Author: Virginia Lieto
Illustrated: Carole Hahn Panzner
Published: Parenesis Publishing.
Age Range: 3 – 8
Younger school aged children will love holding this picture book in their hands. Every page is brightly coloured with large, simple drawings and pastel backgrounds to the broad and spaciously set print. It is a book designed to be read by beginner readers.
Virginia Lieto has produced a beautiful picture book which explores the virtue of patience. Children will relate to the circumstances of our three main characters Faith, Hope and Charity. The three sisters are moving to a new place and must start at a new school. Faith is nervous about her new beginning and fears that she will not find new friends.
The story and characters are deliberately simple and straightforward. Faith’s family is traditionally structured with mum, dad and three sisters.
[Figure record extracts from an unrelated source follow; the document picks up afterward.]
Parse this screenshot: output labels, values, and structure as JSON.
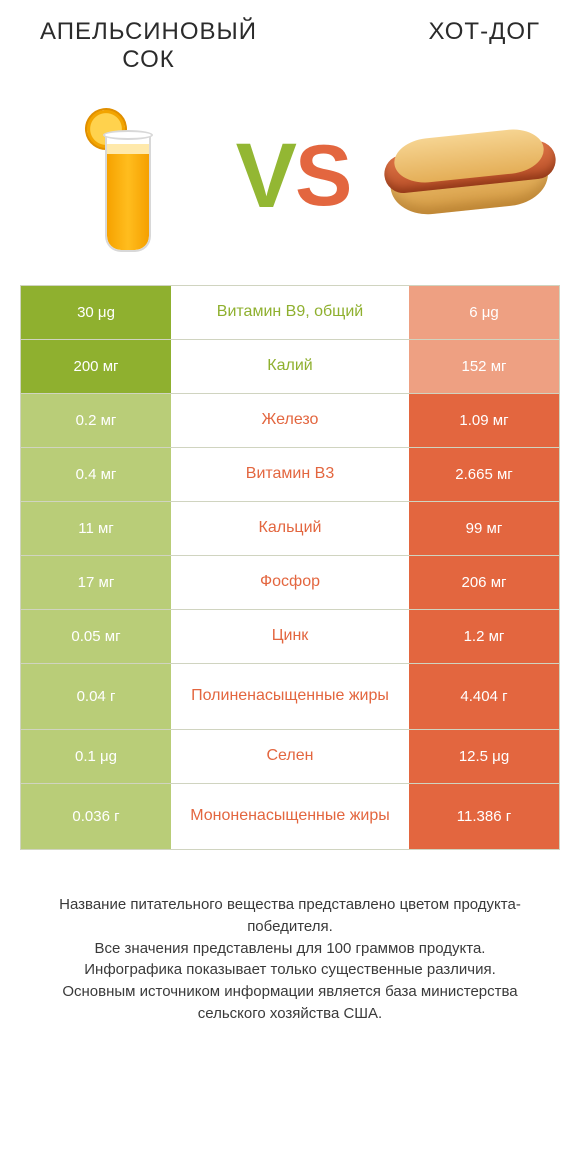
{
  "header": {
    "left_title": "АПЕЛЬСИНОВЫЙ\nСОК",
    "right_title": "ХОТ-ДОГ",
    "vs_v": "V",
    "vs_s": "S"
  },
  "colors": {
    "left_win": "#8fb02f",
    "left_lose": "#b9cd78",
    "right_win": "#e3663f",
    "right_lose": "#eea082",
    "label_left": "#8fb02f",
    "label_right": "#e3663f",
    "border": "#d0d4c0",
    "text": "#333333"
  },
  "table": {
    "rows": [
      {
        "left": "30 μg",
        "label": "Витамин B9, общий",
        "right": "6 μg",
        "winner": "left",
        "tall": false
      },
      {
        "left": "200 мг",
        "label": "Калий",
        "right": "152 мг",
        "winner": "left",
        "tall": false
      },
      {
        "left": "0.2 мг",
        "label": "Железо",
        "right": "1.09 мг",
        "winner": "right",
        "tall": false
      },
      {
        "left": "0.4 мг",
        "label": "Витамин B3",
        "right": "2.665 мг",
        "winner": "right",
        "tall": false
      },
      {
        "left": "11 мг",
        "label": "Кальций",
        "right": "99 мг",
        "winner": "right",
        "tall": false
      },
      {
        "left": "17 мг",
        "label": "Фосфор",
        "right": "206 мг",
        "winner": "right",
        "tall": false
      },
      {
        "left": "0.05 мг",
        "label": "Цинк",
        "right": "1.2 мг",
        "winner": "right",
        "tall": false
      },
      {
        "left": "0.04 г",
        "label": "Полиненасыщенные жиры",
        "right": "4.404 г",
        "winner": "right",
        "tall": true
      },
      {
        "left": "0.1 μg",
        "label": "Селен",
        "right": "12.5 μg",
        "winner": "right",
        "tall": false
      },
      {
        "left": "0.036 г",
        "label": "Мононенасыщенные жиры",
        "right": "11.386 г",
        "winner": "right",
        "tall": true
      }
    ]
  },
  "footer": {
    "l1": "Название питательного вещества представлено цветом продукта-победителя.",
    "l2": "Все значения представлены для 100 граммов продукта.",
    "l3": "Инфографика показывает только существенные различия.",
    "l4": "Основным источником информации является база министерства сельского хозяйства США."
  }
}
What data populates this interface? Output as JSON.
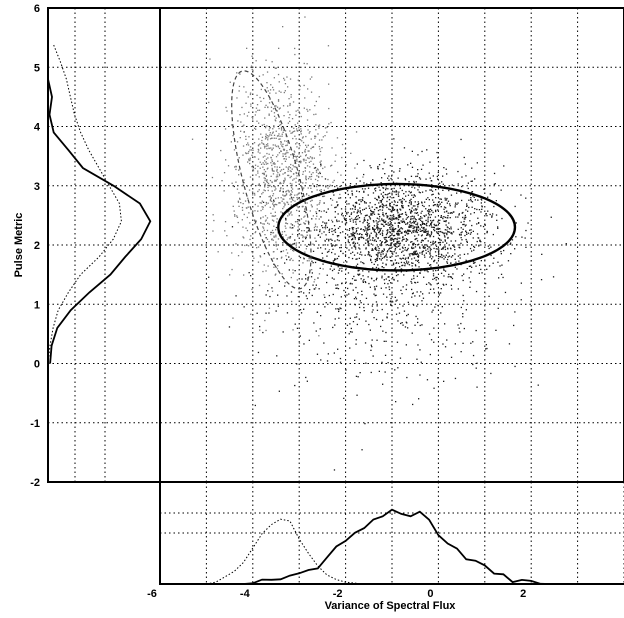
{
  "chart_data": {
    "type": "scatter",
    "title": "",
    "xlabel": "Variance of Spectral Flux",
    "ylabel": "Pulse Metric",
    "xlim": [
      -6,
      4
    ],
    "ylim": [
      -2,
      6
    ],
    "xticks": [
      "-6",
      "-4",
      "-2",
      "0",
      "2"
    ],
    "yticks": [
      "-2",
      "-1",
      "0",
      "1",
      "2",
      "3",
      "4",
      "5",
      "6"
    ],
    "grid": true,
    "clusters": [
      {
        "style": "light",
        "center": [
          -3.4,
          3.2
        ],
        "spread": [
          0.55,
          0.85
        ],
        "count": 1100
      },
      {
        "style": "dark",
        "center": [
          -0.8,
          2.3
        ],
        "spread": [
          1.0,
          0.45
        ],
        "count": 1700
      },
      {
        "style": "dark-sparse",
        "center": [
          -1.3,
          1.2
        ],
        "spread": [
          1.3,
          0.8
        ],
        "count": 500
      }
    ],
    "ellipses": [
      {
        "series": "dark",
        "center": [
          -0.9,
          2.3
        ],
        "radii": [
          2.55,
          0.73
        ],
        "rotation_deg": 0,
        "style": "solid"
      },
      {
        "series": "light",
        "center": [
          -3.6,
          3.1
        ],
        "radii": [
          0.6,
          1.9
        ],
        "rotation_deg": -15,
        "style": "dashed"
      }
    ],
    "marginal_x": {
      "x": [
        -5,
        -4.8,
        -4.6,
        -4.4,
        -4.2,
        -4,
        -3.8,
        -3.6,
        -3.4,
        -3.2,
        -3,
        -2.8,
        -2.6,
        -2.4,
        -2.2,
        -2,
        -1.8,
        -1.6,
        -1.4,
        -1.2,
        -1,
        -0.8,
        -0.6,
        -0.4,
        -0.2,
        0,
        0.2,
        0.4,
        0.6,
        0.8,
        1,
        1.2,
        1.4,
        1.6,
        1.8,
        2,
        2.2,
        2.4
      ],
      "series": [
        {
          "style": "solid",
          "values": [
            0,
            0,
            0,
            0,
            0,
            0.01,
            0.02,
            0.04,
            0.06,
            0.08,
            0.1,
            0.14,
            0.2,
            0.28,
            0.4,
            0.5,
            0.58,
            0.62,
            0.7,
            0.78,
            0.82,
            0.8,
            0.78,
            0.82,
            0.72,
            0.56,
            0.46,
            0.4,
            0.3,
            0.24,
            0.2,
            0.14,
            0.08,
            0.04,
            0.02,
            0.01,
            0.01,
            0
          ]
        },
        {
          "style": "dotted",
          "values": [
            0,
            0.02,
            0.08,
            0.14,
            0.24,
            0.4,
            0.56,
            0.66,
            0.72,
            0.7,
            0.5,
            0.34,
            0.2,
            0.1,
            0.05,
            0.02,
            0.01,
            0,
            0,
            0,
            0,
            0,
            0,
            0,
            0,
            0,
            0,
            0,
            0,
            0,
            0,
            0,
            0,
            0,
            0,
            0,
            0,
            0
          ]
        }
      ]
    },
    "marginal_y": {
      "y": [
        0,
        0.3,
        0.6,
        0.9,
        1.2,
        1.5,
        1.8,
        2.1,
        2.4,
        2.7,
        3,
        3.3,
        3.6,
        3.9,
        4.2,
        4.5,
        4.8,
        5.1,
        5.4
      ],
      "series": [
        {
          "style": "solid",
          "values": [
            0.01,
            0.04,
            0.1,
            0.2,
            0.42,
            0.6,
            0.78,
            0.9,
            1.0,
            0.9,
            0.62,
            0.35,
            0.18,
            0.08,
            0.03,
            0.01,
            0,
            0,
            0
          ]
        },
        {
          "style": "dotted",
          "values": [
            0,
            0.02,
            0.05,
            0.1,
            0.2,
            0.32,
            0.5,
            0.64,
            0.72,
            0.7,
            0.6,
            0.5,
            0.4,
            0.32,
            0.26,
            0.22,
            0.18,
            0.12,
            0.05
          ]
        }
      ]
    }
  }
}
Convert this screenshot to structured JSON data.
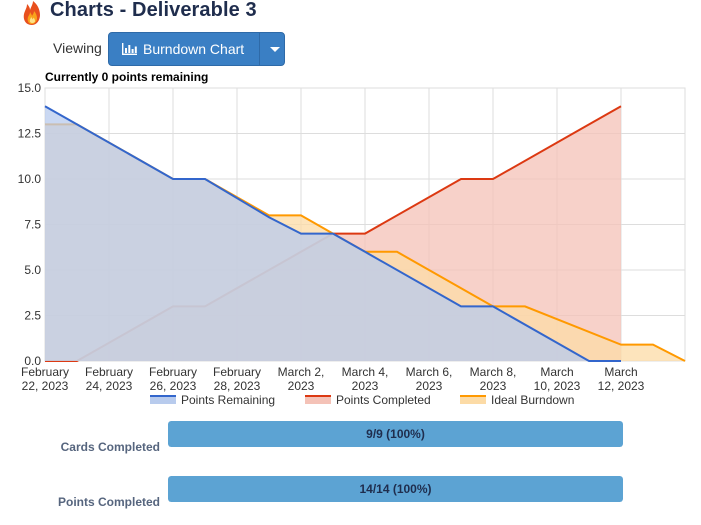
{
  "header": {
    "title": "Charts - Deliverable 3",
    "logo_icon": "flame-icon"
  },
  "view_selector": {
    "label": "Viewing",
    "selected": "Burndown Chart",
    "icon": "bar-chart-icon",
    "button_color": "#3a7fc4"
  },
  "chart_caption": "Currently 0 points remaining",
  "chart_data": {
    "type": "area",
    "title": "",
    "xlabel": "",
    "ylabel": "",
    "x_range": [
      "2023-02-22",
      "2023-03-14"
    ],
    "ylim": [
      0,
      15
    ],
    "y_ticks": [
      "0.0",
      "2.5",
      "5.0",
      "7.5",
      "10.0",
      "12.5",
      "15.0"
    ],
    "x_ticks": [
      {
        "date": "2023-02-22",
        "line1": "February",
        "line2": "22, 2023"
      },
      {
        "date": "2023-02-24",
        "line1": "February",
        "line2": "24, 2023"
      },
      {
        "date": "2023-02-26",
        "line1": "February",
        "line2": "26, 2023"
      },
      {
        "date": "2023-02-28",
        "line1": "February",
        "line2": "28, 2023"
      },
      {
        "date": "2023-03-02",
        "line1": "March 2,",
        "line2": "2023"
      },
      {
        "date": "2023-03-04",
        "line1": "March 4,",
        "line2": "2023"
      },
      {
        "date": "2023-03-06",
        "line1": "March 6,",
        "line2": "2023"
      },
      {
        "date": "2023-03-08",
        "line1": "March 8,",
        "line2": "2023"
      },
      {
        "date": "2023-03-10",
        "line1": "March",
        "line2": "10, 2023"
      },
      {
        "date": "2023-03-12",
        "line1": "March",
        "line2": "12, 2023"
      }
    ],
    "grid": true,
    "legend_position": "bottom",
    "series": [
      {
        "name": "Points Completed",
        "stroke": "#dc3912",
        "fill": "#f4c2b7",
        "points": [
          [
            "2023-02-22",
            0
          ],
          [
            "2023-02-23",
            0
          ],
          [
            "2023-02-26",
            3
          ],
          [
            "2023-02-27",
            3
          ],
          [
            "2023-03-02",
            6
          ],
          [
            "2023-03-03",
            7
          ],
          [
            "2023-03-04",
            7
          ],
          [
            "2023-03-07",
            10
          ],
          [
            "2023-03-08",
            10
          ],
          [
            "2023-03-12",
            14
          ]
        ]
      },
      {
        "name": "Ideal Burndown",
        "stroke": "#ff9900",
        "fill": "#fcdba6",
        "points": [
          [
            "2023-02-22",
            13
          ],
          [
            "2023-02-23",
            13
          ],
          [
            "2023-02-26",
            10
          ],
          [
            "2023-02-27",
            10
          ],
          [
            "2023-03-01",
            8
          ],
          [
            "2023-03-02",
            8
          ],
          [
            "2023-03-03",
            7
          ],
          [
            "2023-03-04",
            6
          ],
          [
            "2023-03-05",
            6
          ],
          [
            "2023-03-08",
            3
          ],
          [
            "2023-03-09",
            3
          ],
          [
            "2023-03-12",
            0.9
          ],
          [
            "2023-03-13",
            0.9
          ],
          [
            "2023-03-14",
            0
          ]
        ]
      },
      {
        "name": "Points Remaining",
        "stroke": "#3366cc",
        "fill": "#b8cbed",
        "points": [
          [
            "2023-02-22",
            14
          ],
          [
            "2023-02-23",
            13
          ],
          [
            "2023-02-26",
            10
          ],
          [
            "2023-02-27",
            10
          ],
          [
            "2023-03-01",
            7.9
          ],
          [
            "2023-03-02",
            7
          ],
          [
            "2023-03-03",
            7
          ],
          [
            "2023-03-04",
            6
          ],
          [
            "2023-03-07",
            3
          ],
          [
            "2023-03-08",
            3
          ],
          [
            "2023-03-11",
            0
          ],
          [
            "2023-03-12",
            0
          ]
        ]
      }
    ],
    "legend_order": [
      "Points Remaining",
      "Points Completed",
      "Ideal Burndown"
    ]
  },
  "stats": [
    {
      "label": "Cards Completed",
      "value_text": "9/9 (100%)",
      "fraction": 1.0
    },
    {
      "label": "Points Completed",
      "value_text": "14/14 (100%)",
      "fraction": 1.0
    }
  ]
}
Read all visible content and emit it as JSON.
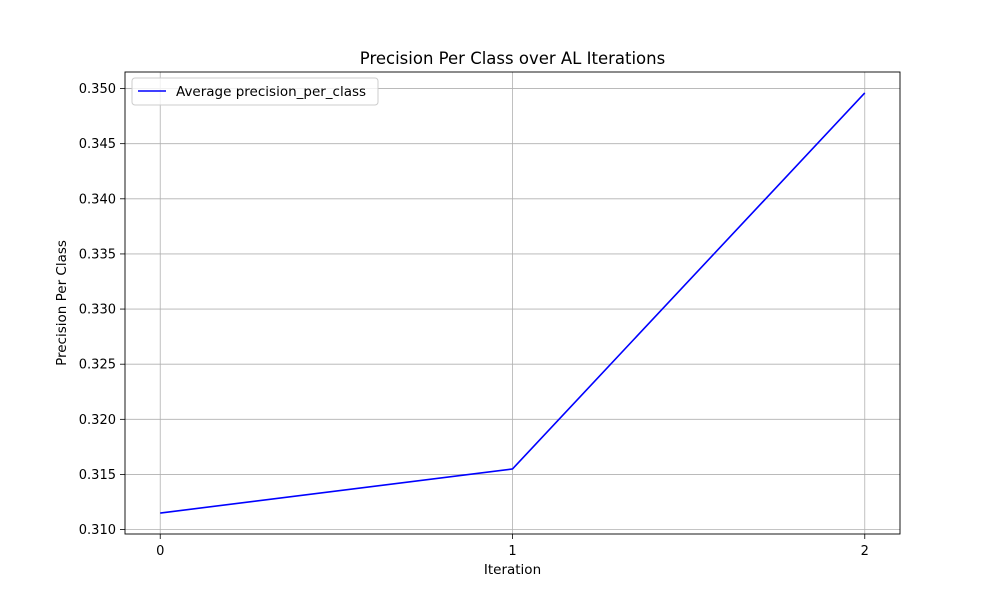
{
  "chart_data": {
    "type": "line",
    "title": "Precision Per Class over AL Iterations",
    "xlabel": "Iteration",
    "ylabel": "Precision Per Class",
    "x": [
      0,
      1,
      2
    ],
    "x_ticks": [
      "0",
      "1",
      "2"
    ],
    "y_ticks": [
      "0.310",
      "0.315",
      "0.320",
      "0.325",
      "0.330",
      "0.335",
      "0.340",
      "0.345",
      "0.350"
    ],
    "xlim": [
      -0.1,
      2.1
    ],
    "ylim": [
      0.3096,
      0.3515
    ],
    "grid": true,
    "legend_position": "upper-left",
    "series": [
      {
        "name": "Average precision_per_class",
        "color": "#0000ff",
        "values": [
          0.3115,
          0.3155,
          0.3496
        ]
      }
    ]
  }
}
Her family prays together and provides a source of comfort and reassurance when Faith’s first few days at school do not go that well. Children will understand Faith’s fears and tears and empathize with her struggles.
The book is short enough to maintain the interest of young readers but manages to span across three days in Faith’s life as she perseveres and tries to hold onto hope that things will get better. The story is long enough to reinforce the notion of ‘patience’ – of needing to wait sometimes for an answer to our prayers.
I found the final two or three pages to be fun. Faith develops internal strength of character due to the trials she has faced and continues to put her faith in God. The final page is satisfying and made me laugh out loud. Children will love it.
The illustrations of this book are simple and colourful. There is a strong focus on faces which young children will really love. The whole book is vivid and engaging. The setting reflects school life for children in the USA – the school bus, the school canteen. The children wear school uniforms perhaps suggesting a Catholic school.
The story is a vehicle for exploring the virtue of patience, but Faith, Hope and Charity are also demonstrated in turn. This is not a story about naughty children who are disrespectful to the dimwit adults in their lives. Faith’s parents are caring, thoughtful and traditional. Dad goes to work and Mum gets the new house in order. Mum is on hand to provide comfort and Dad leads prayers at the dinner table. It is refreshing and unapologetic in its portrayal of a more traditional family life.
Virginia Lieto has explored the virtues well in this little book. Not only does she name the children virtuously, but a little puppy named Love also make an appearance, a present from none other than friendly neighbour, Mr Gabriel. The religious references are peppered throughout and therefore provide plenty of opportunities to discuss the virtues. and also the role of Mr Gabriel (Angel?) who drops in a little Love at the end.
This picture book will undoubtedly appeal to young school aged children, teachers, parents and grandparents. It is a great book for prompting discussions of character, virtue, kindness and prayer. It is a book that is simple, but with a story line that creates tension as Faith is tested with the passing of each day. Ultimately it is a book that provides a positive message to children about the virtue of patience and the importance of Faith.
You can purchase Finding Patience through Amazon.
Finding Patience Teacher/Homeschool Resources
- Lead a discussion about Patience:
What does it mean to be Patient?
Can you remember a time when you had to be patient?
Do you think it is hard to be patient sometimes? Why?
- Create an individual or class artwork that depicts Patience. Either decorate the word “Patience” or draw a picture of someone waiting for something.
- Here is an interesting lapbook that can be purchased cheaply through teachers pay teachers.
I would use it in conjunction with a story from the gospels about patience:
Luke 2 41-52: Twelve-year-old Jesus teaching in the temple and then understanding that it was not the right time. He went home with his parents and was obedient to them. Jesus was patient and waited until he was a grown man to teach people about God.
- There is a prayer for patience at the end of the book: say it together as a class or family. Ask children to compose a short prayer to God for patience.
- This wall hanging could be made in conjunction with learning about the fruits of the spirit.
- There are other themes in the book about helping new children to feel welcome – about kindness and caring for others.
- Have you ever been somewhere new, and you didn’t know anyone?
- How did you feel?
- How can you make someone else feel welcome when they are new?
The class could make a poster of ideas, or each child to pin a card on the wall with an idea about helping new people to feel welcome.